An immigration bill that sought to eliminate per-country caps on employment visas died in the House of Representatives Wednesday.
Rep. Zoe Lofgren, D-Calif., introduced the Equal Access to Green Cards for Legal Employment, or EAGLE, Act, in June 2021. The House reintroduced it this year and lawmakers scheduled it to go up for a vote earlier this week. The House chair announced that further proceedings on the bill would be postponed, according to the House Press Gallery.
“The House is no longer expected to complete consideration of H.R. 3648,” House Majority Leader Steny Hoyer, D-Md., announced in a news release on Wednesday.
“The EAGLE Act ignores the humanitarian crisis at our border and puts Big Tech ahead of American workers, even while U.S. citizens are still working less than before the lockdowns,” Rep. Jim Banks, R-Ind., told The Daily Signal in a Thursday statement.
The bill, which seeks to clear up the backlog of green card applications, has been met with opposition. Per Fox News, U.S. tech companies have brought in large numbers of Chinese and Indian nationals on temporary visas. Nationals from these two countries face the most backlogs. Amazon, Intel, and Microsoft released statements supporting the bill.

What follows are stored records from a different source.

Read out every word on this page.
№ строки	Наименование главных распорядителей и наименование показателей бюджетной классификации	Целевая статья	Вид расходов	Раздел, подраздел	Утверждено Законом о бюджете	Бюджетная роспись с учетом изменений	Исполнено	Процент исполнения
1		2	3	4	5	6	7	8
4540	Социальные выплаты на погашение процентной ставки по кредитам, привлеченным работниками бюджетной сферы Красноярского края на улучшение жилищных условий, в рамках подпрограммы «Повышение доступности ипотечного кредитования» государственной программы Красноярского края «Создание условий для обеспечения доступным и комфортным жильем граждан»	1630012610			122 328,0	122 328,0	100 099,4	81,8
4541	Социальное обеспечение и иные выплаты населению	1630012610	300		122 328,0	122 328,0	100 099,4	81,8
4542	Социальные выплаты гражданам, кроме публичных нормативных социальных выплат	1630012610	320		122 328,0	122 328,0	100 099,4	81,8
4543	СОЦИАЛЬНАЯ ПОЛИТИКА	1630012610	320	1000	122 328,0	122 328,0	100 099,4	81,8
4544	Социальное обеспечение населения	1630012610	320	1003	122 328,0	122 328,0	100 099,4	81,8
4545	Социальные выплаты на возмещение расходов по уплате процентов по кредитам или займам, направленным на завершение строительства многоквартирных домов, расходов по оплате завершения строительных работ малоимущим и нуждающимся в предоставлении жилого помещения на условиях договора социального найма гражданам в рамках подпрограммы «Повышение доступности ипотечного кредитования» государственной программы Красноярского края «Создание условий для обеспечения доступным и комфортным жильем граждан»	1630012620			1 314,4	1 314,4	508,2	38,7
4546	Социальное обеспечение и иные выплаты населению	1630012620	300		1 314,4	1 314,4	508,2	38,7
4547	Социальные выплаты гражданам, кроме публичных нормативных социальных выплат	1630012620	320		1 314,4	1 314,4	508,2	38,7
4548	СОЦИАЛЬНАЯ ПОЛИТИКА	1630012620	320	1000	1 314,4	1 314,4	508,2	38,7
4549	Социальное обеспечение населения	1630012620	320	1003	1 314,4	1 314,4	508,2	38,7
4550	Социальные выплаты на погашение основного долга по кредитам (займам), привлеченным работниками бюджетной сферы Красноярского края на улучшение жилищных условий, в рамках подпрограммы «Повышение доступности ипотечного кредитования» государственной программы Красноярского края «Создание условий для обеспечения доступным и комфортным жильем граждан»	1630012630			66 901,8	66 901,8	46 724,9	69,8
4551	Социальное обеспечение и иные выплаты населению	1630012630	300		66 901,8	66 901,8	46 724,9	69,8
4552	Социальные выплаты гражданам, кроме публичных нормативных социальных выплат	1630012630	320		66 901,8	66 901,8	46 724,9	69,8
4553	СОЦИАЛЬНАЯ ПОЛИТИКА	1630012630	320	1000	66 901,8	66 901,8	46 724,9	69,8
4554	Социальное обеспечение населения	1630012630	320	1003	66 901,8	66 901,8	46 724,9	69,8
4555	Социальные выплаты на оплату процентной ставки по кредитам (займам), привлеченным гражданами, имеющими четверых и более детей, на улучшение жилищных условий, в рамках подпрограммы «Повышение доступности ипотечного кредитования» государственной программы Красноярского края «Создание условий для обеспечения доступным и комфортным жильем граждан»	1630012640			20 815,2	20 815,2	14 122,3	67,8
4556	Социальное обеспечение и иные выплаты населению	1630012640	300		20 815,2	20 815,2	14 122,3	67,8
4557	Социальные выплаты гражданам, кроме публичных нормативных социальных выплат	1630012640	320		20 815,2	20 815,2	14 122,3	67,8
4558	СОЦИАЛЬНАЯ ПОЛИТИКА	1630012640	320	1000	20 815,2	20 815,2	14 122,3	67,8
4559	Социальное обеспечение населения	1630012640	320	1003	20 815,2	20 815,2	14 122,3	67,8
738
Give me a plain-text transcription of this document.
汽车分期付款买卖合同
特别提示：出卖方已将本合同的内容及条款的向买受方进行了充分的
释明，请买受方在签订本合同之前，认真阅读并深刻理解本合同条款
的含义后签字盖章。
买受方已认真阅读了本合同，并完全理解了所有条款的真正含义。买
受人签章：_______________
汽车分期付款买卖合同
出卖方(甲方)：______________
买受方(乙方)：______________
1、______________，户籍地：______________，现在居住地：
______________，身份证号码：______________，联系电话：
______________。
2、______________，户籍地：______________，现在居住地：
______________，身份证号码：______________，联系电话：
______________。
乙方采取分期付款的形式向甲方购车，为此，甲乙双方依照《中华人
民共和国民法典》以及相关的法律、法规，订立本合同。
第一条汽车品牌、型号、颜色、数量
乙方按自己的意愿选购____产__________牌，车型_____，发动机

“We are proud to support the EAGLE Act and are continuing advocate for common sense immigration reform on behalf of our employees and their families,” Amazon said in a statement. “We urge Congress to pass the #EAGLEAct, lifting unfair per-country visa caps for employment-based green cards.”
Yet conservatives celebrated the bill’s failure.
“Thanks to the conservative grassroots community and members of Congress ready to fight for American jobs and national security, the EAGLE Act has been defeated,” Heritage Action for America Director Jessica Anderson told The Daily Signal. “Especially as we head into a new Congress in January, this victory speaks volumes about the strength and influence of the conservative grassroots.”
Heritage Action for America wrote in a Thursday tweet that House Speaker Nancy Pelosi, D-Calif., couldn’t get enough votes on the bill because conservatives “called Congress in droves to voice their opposition.”
“The American people are tired of half-baked immigration ‘reform’ proposals and weak ‘bipartisan’ compromises—they demand Congress put American jobs first, implement effective border security measures, and hold our adversaries accountable,” Anderson told The Daily Signal.
Banks wrote in a Wednesday tweet that he would vote no on the EAGLE Act. “Our number one immigration priority must be securing our southern border, not helping China by radically changing our visa system.”